El abuso de autoridad es, de hecho, una tentación muy extendida en esta clase de gobernantes. Y fue precisamente por la participación de la Secretaría de Seguridad en los operativos sobre la ruta 38 que el jefe de Vialidad Nacional, Marcelo Patria, le remitió la nota a Denett advirtiéndole las irregularidades que se están cometiendo invocando el cumplimiento de normas viales, cuando en realidad están violando la Ley Nacional de Tránsito.

Entre ellas, que el puesto de control caminero, cuya jurisdicción corresponde a VN y no al municipio de Huillapima ni tampoco a la Provincia, no puede funcionar como un “depósito de vehículos” por cuanto “obstaculizan el normal tránsito”, aparte de que sus retenciones se “prolongan más allá” del tiempo previsto por la ley y por motivos “no autorizados”. Y le manifestó su extrañeza por no haber comunicado a VN el convenio entre Huillapima y Seguridad Vial, ni tampoco los operativos que se realizan en su nombre.   

Frente a esto, la respuesta de la comuna que fue casi desafiante. Un concejal de la alianza FCS-Cambiemos dijo que plantearán al director de Tránsito que traslade su oficina de cobro de multas al mismo puesto caminero, para que los infractores no deban recorrer por sus medios los más de 50 kilómetros de distancia de ida y vuelta que tienen desde la ruta al municipio.

No solo eso.
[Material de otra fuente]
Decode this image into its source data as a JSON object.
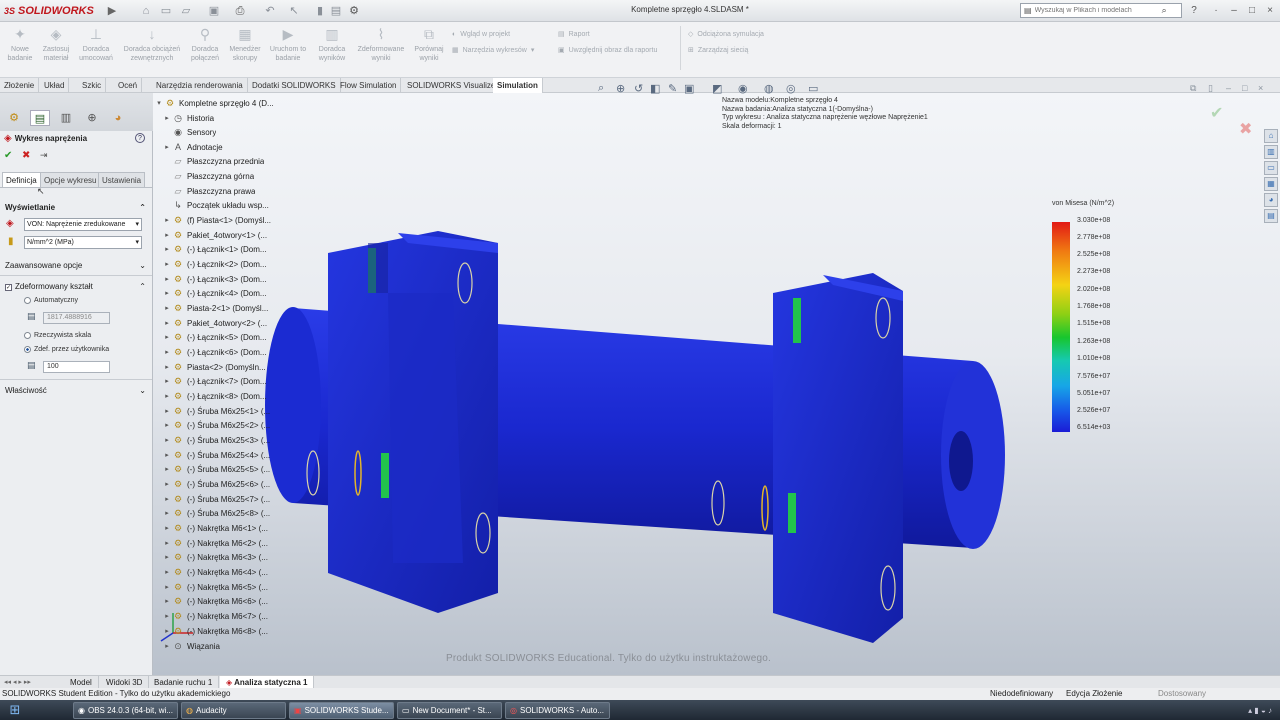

También adelantó que podrían modificar la ordenanza de tránsito porque se percataron de que las multas están “desactualizadas” por cuanto se rigen por el valor del combustible de 2012, lo cual constituye una nadería respecto a lo que cuesta hoy un litro de nafta. Realmente conmovedora la comprensión del legislador.

Por el lado del secretario Denett solo hubo silencio. Ni en su tribuna de Facebook escribió algo al respecto. Lo cierto es que el intendente de huillapima y su troupe de funcionarios y concejales no podrían avasallar tan impunemente a los ciudadanos que conducen por la ruta si no fuera por la complicidad formal de la Secretaría de Seguridad. De modo que si el mismo Gobierno provincial, al que representa Denett, avala estas prácticas, los afectados por esta situación no tienen más alternativa que recurrir a la Justicia. A este atropello institucional se ha llegado.